Fed official says he’s not buying the “big resignation” — and says employers “always say there’s a labor shortage to avoid paying higher wages.”

Minneapolis Federal Reserve Chairman Neel Kashkari said he is not “really” buying “the big resignation” — the term given to Americans who have quit their jobs in droves during the pandemic.

Instead, people are more likely to leave certain careers for better opportunities in others, Kashkari said during a conversation Friday at the University of Minnesota’s Carlson School of Management. Long-distance workers, for example, might have local driver jobs that keep them closer to their families, while childcare workers might consider less stressful, higher-paying retail jobs.

“There is a brain drain… from the toughest jobs to more attractive jobs,” Kashkari said. “We all have to adjust to that, because we need long-distance drivers; As much as Silicon Valley says they will all be out of work soon, it will be longer than they think. And we need nannies. So we’re going to have to make all the adjustments and that probably means adjustments in wages.”

Opening the presentation, Kashkari also said that companies “always say there is a labor shortage because they don’t want to pay higher wages.” (Of course, the tight labor market has led to this forced higher wages although Inflation is eating away at those gains.)

Kashkari is not the first to theorize that workers are looking for greener pastures rather than fleeing the workforce altogether. In fact, for the nearly 57 million Americans who stopped working between January 2021 and February 2022, nearly 89 million people were hired, according to government data. Some experts have said that the so-called “Great Resignation” is more of a “Big renegotiation” or “Great reshuffle.”

Career paths that have long been known for low wages — jobs in public school education, nursing homes, or day care centers, for example — have come with greater health risks and stress during the COVID-19 pandemic, potentially leading some workers to be re-evaluated became. Labor shortages also allowed those employed in these fields to weigh the potential downsides of their current job and be a bit more selective in the future, often resulting in better pay. A survey of 5,000 employees by tax consultancy Grant Thornton found that four out of 10 people who changed jobs received a raise of 10% or more.
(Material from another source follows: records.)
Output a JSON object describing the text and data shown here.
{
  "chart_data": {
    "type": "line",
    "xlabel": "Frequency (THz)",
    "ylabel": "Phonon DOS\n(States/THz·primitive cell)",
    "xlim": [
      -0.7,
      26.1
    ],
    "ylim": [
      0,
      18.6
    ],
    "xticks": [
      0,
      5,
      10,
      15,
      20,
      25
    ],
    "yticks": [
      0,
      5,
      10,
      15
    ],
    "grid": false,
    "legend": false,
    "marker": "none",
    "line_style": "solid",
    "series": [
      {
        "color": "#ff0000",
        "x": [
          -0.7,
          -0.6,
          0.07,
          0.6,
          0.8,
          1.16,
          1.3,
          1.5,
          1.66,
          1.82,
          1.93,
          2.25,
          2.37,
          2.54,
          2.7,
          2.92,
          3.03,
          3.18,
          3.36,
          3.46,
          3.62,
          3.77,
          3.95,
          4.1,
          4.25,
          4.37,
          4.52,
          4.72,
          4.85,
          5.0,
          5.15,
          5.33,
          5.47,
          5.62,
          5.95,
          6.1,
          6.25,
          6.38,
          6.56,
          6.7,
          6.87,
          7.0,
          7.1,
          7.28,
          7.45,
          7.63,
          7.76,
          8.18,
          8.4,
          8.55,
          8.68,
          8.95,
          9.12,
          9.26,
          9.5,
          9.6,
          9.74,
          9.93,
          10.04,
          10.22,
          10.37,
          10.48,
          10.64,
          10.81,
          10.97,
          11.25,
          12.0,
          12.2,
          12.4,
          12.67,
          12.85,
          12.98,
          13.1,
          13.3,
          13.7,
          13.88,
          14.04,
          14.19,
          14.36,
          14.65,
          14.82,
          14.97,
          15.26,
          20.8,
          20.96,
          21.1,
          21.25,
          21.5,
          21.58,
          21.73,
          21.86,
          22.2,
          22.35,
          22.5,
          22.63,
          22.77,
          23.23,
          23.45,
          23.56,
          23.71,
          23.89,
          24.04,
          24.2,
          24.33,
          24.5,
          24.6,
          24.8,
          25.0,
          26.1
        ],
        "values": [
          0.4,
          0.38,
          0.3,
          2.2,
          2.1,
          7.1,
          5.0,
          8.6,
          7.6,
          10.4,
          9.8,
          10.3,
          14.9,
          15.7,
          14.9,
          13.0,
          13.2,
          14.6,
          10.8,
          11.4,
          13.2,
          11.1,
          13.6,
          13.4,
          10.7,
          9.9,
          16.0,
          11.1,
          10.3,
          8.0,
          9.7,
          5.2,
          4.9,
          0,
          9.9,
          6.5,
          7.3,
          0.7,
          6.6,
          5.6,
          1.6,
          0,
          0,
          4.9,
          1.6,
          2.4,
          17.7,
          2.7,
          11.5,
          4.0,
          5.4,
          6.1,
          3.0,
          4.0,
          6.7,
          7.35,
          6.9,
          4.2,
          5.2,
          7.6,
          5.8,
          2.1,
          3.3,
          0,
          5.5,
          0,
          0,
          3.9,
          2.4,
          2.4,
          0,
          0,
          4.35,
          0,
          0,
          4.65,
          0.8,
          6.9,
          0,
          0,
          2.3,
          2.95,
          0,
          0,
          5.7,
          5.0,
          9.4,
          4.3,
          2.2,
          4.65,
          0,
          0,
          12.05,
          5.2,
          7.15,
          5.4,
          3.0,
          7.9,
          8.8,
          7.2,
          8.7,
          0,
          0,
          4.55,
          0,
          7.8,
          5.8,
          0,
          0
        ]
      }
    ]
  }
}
But labor shortages in some of the country’s toughest industries could have far-reaching consequences. Think of nursing and residential facilities that have lost hundreds of thousands of workers since the pandemic began. according to government information. Last year, during a four-week period ending in mid-October, nearly a third of America’s nursing homes reported shortages of nurses or aides, according to a report AARP Analysis, which can lead to poorer outcomes for residents. Many nursing homes have therefore also limited new admissions Kaiser Health News. Fed official says he’s not buying the “big resignation” — and says employers “always say there’s a labor shortage to avoid paying higher wages.”